Storytelling is a device used in every culture throughout history as a teaching tool. One of the oldest group of people in the world, the Australian Aboriginal people painted symbols on cave walls and used that, along with a combination of oral narration and music.

Today, storytelling is no longer reserved just for clergymen and social media influencers. In the business world, marketing executives use storytelling as a method to capture and enamour the public; in hopes of converting them to paying customers. Why should it stop there? 

Choose to lead and inspire your team with good stories. We’ve included an example of our favourite one below! 

Here are all the reasons to help convince you to use storytelling as a learning tool to engage and entertain your employees.

It Aligns and Engages Employees with Stagnant Information

Resonate, a startup based in Africa uses storytelling to align its employees with the company values. The reason? You can’t just write essential values down on a piece of paper and expect employees to both remember and utilize them for everyday life.

An easier way to imprint company values onto someone’s mind is through constant repetition and demonstration. A CEO or HR person who constantly repeats the company values can come off and sound like a nagging mother. One way to rectify this is through storytelling.

For instance, Company A chooses to present some positive findings (e.g. financial) to its employees in a direct, straight to the point manner. The employees will leave the meeting with just the stats in mind. Whilst Company B chooses to present the same findings accompanied by what it took to get the positive findings they received. As such, the employees of Company B will walk away with both the statistics and the strategies it needs, to receive such results.

Engaging employees aside, this method allows for the creation of new connections as well as trust and familiarity. It also builds a repertoire, which is something most millennial employees want from their workplace.

Telling stories, if engaging, is considered to be a universal method of teaching.
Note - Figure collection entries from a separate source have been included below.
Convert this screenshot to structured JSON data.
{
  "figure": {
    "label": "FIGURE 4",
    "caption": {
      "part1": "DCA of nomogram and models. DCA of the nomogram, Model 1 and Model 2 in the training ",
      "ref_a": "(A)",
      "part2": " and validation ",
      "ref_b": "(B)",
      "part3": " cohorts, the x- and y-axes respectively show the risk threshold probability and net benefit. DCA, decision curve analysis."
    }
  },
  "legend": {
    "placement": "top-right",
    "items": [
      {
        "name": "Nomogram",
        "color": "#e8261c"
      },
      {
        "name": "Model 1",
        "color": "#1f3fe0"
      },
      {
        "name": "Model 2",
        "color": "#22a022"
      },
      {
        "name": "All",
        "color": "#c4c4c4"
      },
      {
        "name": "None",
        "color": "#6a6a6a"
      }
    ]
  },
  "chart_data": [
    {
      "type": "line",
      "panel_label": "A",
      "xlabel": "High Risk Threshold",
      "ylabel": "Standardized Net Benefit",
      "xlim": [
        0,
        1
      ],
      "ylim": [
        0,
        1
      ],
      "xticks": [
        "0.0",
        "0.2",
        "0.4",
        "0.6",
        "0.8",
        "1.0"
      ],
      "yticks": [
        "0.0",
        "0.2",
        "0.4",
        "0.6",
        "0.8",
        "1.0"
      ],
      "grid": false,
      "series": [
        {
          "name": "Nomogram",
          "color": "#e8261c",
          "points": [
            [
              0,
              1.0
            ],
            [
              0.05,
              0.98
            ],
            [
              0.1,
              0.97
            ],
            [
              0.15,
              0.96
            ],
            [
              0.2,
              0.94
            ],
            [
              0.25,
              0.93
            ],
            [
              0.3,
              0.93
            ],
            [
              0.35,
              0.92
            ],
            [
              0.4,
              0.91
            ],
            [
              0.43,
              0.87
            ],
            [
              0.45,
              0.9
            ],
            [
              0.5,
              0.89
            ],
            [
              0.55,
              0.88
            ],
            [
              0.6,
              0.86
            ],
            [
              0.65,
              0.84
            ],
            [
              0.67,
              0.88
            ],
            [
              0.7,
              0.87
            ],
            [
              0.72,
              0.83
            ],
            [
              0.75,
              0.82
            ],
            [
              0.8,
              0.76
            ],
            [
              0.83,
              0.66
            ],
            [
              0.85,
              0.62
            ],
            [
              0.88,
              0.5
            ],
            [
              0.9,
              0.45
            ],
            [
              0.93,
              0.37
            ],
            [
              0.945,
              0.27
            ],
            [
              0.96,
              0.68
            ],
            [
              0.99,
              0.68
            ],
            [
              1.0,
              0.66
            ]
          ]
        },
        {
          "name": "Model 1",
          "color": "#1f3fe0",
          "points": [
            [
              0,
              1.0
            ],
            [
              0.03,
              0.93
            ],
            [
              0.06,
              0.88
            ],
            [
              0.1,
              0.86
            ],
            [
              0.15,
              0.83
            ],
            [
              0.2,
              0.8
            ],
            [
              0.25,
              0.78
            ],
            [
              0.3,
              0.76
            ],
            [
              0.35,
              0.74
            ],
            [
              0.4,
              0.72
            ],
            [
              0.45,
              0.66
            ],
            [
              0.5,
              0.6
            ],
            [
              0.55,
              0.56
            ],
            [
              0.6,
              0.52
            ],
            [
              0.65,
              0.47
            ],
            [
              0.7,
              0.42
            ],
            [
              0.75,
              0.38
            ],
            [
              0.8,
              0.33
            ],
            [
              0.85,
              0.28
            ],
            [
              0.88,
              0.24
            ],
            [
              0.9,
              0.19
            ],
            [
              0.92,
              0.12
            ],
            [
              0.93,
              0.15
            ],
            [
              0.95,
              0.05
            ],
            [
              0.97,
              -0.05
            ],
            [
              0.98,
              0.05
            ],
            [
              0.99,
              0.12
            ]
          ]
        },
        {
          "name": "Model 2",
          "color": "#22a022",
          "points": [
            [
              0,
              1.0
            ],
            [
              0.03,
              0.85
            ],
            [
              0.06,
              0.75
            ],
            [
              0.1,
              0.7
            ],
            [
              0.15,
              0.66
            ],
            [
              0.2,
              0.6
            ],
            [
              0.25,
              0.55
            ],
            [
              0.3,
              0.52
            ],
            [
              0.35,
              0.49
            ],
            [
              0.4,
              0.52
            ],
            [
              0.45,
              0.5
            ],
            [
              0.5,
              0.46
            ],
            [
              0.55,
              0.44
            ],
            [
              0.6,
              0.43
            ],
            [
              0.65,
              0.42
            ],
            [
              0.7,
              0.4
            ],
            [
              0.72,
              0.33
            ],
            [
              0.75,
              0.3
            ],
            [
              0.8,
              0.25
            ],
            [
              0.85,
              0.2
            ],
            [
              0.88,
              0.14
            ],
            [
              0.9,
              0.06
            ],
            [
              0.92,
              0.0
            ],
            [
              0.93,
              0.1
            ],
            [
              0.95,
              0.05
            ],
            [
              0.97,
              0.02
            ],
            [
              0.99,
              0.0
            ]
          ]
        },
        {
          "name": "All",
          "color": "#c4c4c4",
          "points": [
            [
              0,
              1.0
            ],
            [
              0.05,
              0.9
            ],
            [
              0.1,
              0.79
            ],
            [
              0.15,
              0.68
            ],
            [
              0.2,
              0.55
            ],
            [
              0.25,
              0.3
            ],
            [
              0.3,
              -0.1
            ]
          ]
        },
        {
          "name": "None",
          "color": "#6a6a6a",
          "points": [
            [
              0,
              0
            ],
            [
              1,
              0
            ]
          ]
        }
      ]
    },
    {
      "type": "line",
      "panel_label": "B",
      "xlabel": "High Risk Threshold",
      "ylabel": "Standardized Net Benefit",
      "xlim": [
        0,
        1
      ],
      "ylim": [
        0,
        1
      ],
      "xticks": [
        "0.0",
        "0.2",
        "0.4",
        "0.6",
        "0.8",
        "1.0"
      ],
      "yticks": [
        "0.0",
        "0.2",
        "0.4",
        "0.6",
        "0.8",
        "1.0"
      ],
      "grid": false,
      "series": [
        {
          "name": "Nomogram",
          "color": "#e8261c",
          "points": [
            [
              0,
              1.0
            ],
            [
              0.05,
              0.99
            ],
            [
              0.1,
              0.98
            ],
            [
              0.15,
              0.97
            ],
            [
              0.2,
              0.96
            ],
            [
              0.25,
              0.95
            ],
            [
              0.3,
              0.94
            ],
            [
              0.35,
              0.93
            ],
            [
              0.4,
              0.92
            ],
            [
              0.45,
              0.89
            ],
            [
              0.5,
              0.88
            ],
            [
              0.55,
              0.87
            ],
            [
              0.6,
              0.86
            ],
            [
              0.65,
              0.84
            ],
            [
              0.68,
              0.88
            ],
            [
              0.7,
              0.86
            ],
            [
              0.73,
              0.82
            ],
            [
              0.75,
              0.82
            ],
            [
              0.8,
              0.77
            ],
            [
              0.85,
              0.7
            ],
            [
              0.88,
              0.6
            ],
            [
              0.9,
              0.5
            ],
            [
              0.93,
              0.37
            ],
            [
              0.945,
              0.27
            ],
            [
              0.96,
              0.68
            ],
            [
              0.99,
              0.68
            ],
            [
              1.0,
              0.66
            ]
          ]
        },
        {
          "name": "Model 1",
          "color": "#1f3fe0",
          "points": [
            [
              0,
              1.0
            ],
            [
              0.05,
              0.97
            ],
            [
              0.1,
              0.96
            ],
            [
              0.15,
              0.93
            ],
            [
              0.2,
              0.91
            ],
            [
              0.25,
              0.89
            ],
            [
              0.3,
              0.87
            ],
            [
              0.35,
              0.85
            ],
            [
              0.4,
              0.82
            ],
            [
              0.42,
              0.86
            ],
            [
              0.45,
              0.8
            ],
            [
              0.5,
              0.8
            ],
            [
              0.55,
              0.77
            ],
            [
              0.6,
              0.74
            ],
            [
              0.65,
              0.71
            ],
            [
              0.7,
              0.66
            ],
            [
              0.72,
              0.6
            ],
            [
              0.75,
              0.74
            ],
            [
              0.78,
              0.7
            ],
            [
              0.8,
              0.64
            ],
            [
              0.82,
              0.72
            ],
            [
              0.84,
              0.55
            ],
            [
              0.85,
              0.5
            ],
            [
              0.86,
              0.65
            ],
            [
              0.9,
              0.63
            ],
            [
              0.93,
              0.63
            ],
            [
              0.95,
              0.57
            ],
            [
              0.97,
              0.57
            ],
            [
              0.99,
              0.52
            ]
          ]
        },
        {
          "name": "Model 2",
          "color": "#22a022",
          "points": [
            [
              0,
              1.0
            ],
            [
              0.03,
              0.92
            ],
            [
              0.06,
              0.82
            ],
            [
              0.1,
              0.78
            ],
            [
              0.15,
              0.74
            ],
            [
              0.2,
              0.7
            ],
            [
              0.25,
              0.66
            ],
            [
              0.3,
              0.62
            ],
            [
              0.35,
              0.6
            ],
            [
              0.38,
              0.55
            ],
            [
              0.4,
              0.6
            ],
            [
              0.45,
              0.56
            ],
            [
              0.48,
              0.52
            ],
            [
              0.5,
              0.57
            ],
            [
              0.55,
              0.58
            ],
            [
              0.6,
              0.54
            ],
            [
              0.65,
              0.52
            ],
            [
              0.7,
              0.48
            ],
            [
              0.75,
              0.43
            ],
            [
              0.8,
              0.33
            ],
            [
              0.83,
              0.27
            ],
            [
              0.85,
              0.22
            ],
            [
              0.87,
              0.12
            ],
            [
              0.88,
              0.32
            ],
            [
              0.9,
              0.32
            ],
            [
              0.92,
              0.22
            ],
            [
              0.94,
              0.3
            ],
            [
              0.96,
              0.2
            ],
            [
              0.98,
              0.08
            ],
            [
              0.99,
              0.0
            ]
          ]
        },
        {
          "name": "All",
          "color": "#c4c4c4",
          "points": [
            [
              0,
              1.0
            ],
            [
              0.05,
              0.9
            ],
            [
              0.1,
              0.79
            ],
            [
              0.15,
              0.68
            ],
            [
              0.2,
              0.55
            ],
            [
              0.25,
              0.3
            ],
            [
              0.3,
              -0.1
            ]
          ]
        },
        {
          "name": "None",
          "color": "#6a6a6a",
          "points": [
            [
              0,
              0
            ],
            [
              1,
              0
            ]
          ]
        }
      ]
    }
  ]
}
Whether someone is a kinesthetic, verbal, or spatial learner, storytelling engages them. Not to mention how useful tool storytelling can be as a business skill. 

Four Business Storytelling Strategies for Employee Engagement:

1. Reveal Personal Flaws

The world’s favourite storyteller Disney recommends this tactic to employers who are having trouble with coming across as being approachable. To overcome this, the corporation recommends telling about a time in which you experienced failure and how you overcame it.

2. Teaching

Take storytelling back to its roots by using it as a tool to teach. You can describe a personal experience that you encountered, whether positive or negative, that taught you an important lesson.

3. Stories of Inspiration

Motivate and instill hope in your employees by sharing stories of inspiration and stories of resilience. Let your words influence and inspire the masses. 

4. The Founding Stories

Share the companies early years with your employees, to make them believe that they’re contributing to its history every day at work.

Storytelling is an essential aspect of human culture. We’re born storytellers, it is how we pass our learnings, our history, and lessons down to our successors. Even Facebook and Instagram call its fun feature, “stories”.

In the words of Robert Mckee, a storytelling consultant who has worked with major companies such as Microsoft and Nike, “Storytelling is the most powerful way to put ideas into the world today”.